Walden: Memory Beach

KF_Walden_Farbe_2

Walden: Memory Beach. Festival for Contemporary Music and Performance
Saturday, July 1, 2023, 2:00 pm–11:00 pm

At Künstlerhof Frohnau and along the former border strip. Free admission. Open air.

 

With performances and musical contributions by:
2_personal_things (Park Minyoung & Kim Jinhyuk)
Ashkan Sepahvand
discourse / Katayoun Arian
DJ Edna Martinez
DJ Letkidbe
Hooops / Astarte Posch
Jung Sun Kim, Matthias Erian, Ji Sun Hagen & Soomin Chae
Muriel Razavi & Raha Nejad
Nicholas Bussmann & Cottbusser Chor
Posaunenchor Hohen Neuendorf
Ray Kaczynski, Bardo Henning, Martin Heinze & Ingo Reulecke
SHIN Hyo Jin & Otto Oscar Hernandez Ruiz
Sophie Hilbert

 

And installations and guided tours by:
Laure Gilquin, Katja Hock, Nicola Jungsberger

 

Download the program

 

 

♿ The event is partially accessible (stage at Künstlerhof Frohnau).

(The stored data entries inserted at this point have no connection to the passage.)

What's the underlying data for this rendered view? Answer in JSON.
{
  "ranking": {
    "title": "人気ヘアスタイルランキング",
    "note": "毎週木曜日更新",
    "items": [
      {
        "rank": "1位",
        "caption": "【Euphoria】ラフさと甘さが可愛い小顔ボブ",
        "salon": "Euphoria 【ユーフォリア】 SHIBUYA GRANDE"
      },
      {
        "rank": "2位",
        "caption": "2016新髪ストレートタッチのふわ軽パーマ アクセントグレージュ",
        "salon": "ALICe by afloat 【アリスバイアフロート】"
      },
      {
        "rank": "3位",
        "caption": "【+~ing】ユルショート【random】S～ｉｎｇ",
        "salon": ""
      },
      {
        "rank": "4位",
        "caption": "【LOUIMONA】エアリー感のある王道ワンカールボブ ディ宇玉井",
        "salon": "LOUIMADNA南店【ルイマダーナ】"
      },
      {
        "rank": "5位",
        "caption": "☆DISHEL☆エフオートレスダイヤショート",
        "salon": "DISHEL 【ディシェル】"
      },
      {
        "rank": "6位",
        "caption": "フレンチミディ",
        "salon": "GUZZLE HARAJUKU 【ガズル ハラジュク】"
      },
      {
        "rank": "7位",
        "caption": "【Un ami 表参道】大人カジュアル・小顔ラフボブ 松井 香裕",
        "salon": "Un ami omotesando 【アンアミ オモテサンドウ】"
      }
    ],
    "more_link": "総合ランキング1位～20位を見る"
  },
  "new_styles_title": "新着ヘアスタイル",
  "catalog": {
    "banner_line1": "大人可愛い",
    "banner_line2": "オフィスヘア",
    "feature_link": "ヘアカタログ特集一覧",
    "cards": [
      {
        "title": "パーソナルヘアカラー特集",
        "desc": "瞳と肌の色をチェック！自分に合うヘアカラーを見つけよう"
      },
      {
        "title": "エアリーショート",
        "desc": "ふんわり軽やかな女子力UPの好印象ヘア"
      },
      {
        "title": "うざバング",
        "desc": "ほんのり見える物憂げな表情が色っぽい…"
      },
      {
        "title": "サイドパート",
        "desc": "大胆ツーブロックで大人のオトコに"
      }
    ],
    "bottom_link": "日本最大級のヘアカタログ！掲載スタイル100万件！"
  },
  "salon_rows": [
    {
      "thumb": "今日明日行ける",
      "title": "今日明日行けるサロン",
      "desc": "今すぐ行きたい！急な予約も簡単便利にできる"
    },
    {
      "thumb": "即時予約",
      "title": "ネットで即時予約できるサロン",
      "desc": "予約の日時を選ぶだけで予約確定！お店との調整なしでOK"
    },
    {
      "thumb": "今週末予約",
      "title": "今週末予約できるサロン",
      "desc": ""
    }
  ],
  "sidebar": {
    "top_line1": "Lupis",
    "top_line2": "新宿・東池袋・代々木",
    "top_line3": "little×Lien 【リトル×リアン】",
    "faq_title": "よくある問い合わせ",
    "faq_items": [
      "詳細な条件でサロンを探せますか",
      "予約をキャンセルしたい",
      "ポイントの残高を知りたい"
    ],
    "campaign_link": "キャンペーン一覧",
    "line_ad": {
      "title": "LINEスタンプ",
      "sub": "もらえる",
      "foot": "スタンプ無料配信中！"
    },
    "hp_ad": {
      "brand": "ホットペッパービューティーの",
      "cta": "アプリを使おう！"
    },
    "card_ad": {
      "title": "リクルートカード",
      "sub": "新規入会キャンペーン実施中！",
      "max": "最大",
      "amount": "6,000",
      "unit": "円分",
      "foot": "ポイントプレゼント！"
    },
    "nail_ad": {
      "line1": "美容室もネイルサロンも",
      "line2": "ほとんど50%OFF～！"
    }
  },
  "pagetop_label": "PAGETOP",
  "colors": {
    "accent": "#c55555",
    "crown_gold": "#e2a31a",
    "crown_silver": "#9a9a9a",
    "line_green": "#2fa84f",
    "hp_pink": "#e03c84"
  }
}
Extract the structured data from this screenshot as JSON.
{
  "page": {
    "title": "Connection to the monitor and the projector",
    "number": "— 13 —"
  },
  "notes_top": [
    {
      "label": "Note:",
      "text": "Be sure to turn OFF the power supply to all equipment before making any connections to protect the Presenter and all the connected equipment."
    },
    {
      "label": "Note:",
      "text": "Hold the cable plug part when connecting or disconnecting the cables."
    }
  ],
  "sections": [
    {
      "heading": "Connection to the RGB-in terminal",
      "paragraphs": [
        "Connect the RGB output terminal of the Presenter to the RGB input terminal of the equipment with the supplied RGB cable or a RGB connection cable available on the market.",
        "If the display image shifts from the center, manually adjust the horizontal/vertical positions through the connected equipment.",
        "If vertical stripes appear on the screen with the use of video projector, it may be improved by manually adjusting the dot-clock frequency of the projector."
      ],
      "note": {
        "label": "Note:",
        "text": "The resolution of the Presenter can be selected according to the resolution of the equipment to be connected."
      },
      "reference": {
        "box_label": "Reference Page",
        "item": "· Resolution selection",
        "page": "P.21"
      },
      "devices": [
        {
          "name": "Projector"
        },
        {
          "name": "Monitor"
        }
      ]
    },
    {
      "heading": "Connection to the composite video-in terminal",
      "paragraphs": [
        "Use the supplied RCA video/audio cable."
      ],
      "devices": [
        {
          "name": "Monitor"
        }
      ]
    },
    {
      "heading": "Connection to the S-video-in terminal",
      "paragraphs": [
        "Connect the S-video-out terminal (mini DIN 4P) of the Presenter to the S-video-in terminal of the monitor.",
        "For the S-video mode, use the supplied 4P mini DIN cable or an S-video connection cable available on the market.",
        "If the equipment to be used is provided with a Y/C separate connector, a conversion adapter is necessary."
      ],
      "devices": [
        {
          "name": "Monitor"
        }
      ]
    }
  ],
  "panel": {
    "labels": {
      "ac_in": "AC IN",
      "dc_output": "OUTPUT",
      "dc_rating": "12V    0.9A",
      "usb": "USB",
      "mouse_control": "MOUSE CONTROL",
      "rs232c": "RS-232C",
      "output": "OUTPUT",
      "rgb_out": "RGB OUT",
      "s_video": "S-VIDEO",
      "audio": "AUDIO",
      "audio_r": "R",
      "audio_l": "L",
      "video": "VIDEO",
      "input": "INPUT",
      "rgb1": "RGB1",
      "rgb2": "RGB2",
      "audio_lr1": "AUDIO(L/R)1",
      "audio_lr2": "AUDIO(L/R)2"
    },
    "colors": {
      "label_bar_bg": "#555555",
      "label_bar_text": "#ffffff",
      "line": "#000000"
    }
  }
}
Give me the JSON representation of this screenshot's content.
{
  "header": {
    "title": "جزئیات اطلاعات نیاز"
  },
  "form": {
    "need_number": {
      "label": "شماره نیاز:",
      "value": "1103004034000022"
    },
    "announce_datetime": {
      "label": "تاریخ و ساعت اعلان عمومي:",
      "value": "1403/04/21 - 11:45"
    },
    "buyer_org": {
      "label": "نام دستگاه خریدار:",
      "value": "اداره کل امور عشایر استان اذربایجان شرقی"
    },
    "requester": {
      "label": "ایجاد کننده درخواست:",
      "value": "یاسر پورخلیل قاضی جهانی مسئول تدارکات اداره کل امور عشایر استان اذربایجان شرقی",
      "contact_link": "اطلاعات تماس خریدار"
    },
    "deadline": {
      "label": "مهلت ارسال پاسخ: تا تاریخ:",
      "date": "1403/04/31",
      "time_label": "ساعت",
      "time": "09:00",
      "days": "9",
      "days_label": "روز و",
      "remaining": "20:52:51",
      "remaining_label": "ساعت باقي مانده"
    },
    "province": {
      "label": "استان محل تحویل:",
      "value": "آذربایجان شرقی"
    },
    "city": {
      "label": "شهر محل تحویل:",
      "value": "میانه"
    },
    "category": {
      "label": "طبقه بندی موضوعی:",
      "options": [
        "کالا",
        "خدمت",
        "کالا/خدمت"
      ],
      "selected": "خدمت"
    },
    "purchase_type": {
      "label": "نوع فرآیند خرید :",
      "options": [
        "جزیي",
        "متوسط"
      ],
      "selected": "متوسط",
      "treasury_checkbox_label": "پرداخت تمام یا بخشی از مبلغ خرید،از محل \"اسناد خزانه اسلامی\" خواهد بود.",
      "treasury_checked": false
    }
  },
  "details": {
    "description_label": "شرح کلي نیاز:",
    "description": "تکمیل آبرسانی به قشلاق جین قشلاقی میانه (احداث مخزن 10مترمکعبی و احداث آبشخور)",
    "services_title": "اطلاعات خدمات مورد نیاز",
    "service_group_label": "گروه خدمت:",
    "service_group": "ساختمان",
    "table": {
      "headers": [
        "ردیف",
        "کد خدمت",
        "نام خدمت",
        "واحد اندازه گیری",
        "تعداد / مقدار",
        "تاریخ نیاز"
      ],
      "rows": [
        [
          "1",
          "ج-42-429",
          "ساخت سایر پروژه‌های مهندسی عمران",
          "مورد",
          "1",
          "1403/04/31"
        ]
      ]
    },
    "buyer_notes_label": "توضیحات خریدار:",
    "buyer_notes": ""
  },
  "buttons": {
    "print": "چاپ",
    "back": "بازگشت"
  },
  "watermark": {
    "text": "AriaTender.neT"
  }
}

Walden: Memory Beach is funded by the Berlin Project Fund for Urban Practice.

Curatorial team: Kaya Behkalam, Katja Hock, Otto Oscar Hernandez Ruiz, SHIN Hyo Jin
Production: Kaya Behkalam, Nina Bloss, Stefan Deckner
Sound: Moritz Colitti, Ray Kaczynski

 

Download press images(49MB)

 

 

Walden: Memory Beach

At the northernmost tip of Berlin, a pale scar runs across the ground: a strip of sand that splits the Frohnau forest, about 100 meters wide and 2 kilometers long. Like any scar, this sandy seam at the border between Berlin and Brandenburg carries its own history. It is the former “death strip,” then as now a no man’s land. A place known to only a few, encountered in passing by occasional dog walkers, joggers, and mushroom foragers, or by young people who play beach volleyball on the sand in summer or held illegal parties during lockdown periods.

 

This scar is emblematic of the entire area. For over a hundred years, this forest has served as a refuge for the injured, the sick, and the marginalized of the city. The adjacent Künstlerhof Frohnau was built as a military hospital, later used as a psychiatric institution and a refugee shelter. The neighboring Invaliden settlement was constructed in the 1920s for veterans wounded in the First World War. And on the other side of the forest, the Donnersmark Foundation has been caring for people with disabilities since the 1950s. Scattered throughout the forest, individual memorials recall the fates of those who attempted to cross the inner-German border here and lost their lives in the process.

 

This place is full of ghosts that risk being forgotten. When their stories are no longer told, when they lose their connection to our everyday lives and are pushed out of our minds by newer layers of information, we can no longer find our way back to them in order to learn from their experiences. Rather, it is necessary to place additional spirits alongside the forest spirits already present, spirits that belong to other places, rituals, and stories, and that expand our awareness of one another.

 

Within the framework of Walden, this scarred and forgotten strip of land becomes, for one day, a space of experience and encounter for residents, participants, and visitors. It also becomes a stage for a series of performances and conversations that approach the history or histories and possible present(s) of this wounded site through different narratives, guided walks, and stagings. These contributions circle around the question of how awareness of the wounded space we share can be translated into a sense of community that includes all of us in our individual vulnerability and lived experience.

 

Artists are invited to contribute performative, musical, and discursive works. Participatory performances alternate with in-depth conversations, guided walks with experimental sounds in the forest. These are accompanied by a performative tour that weaves the individual elements into a poetic connection.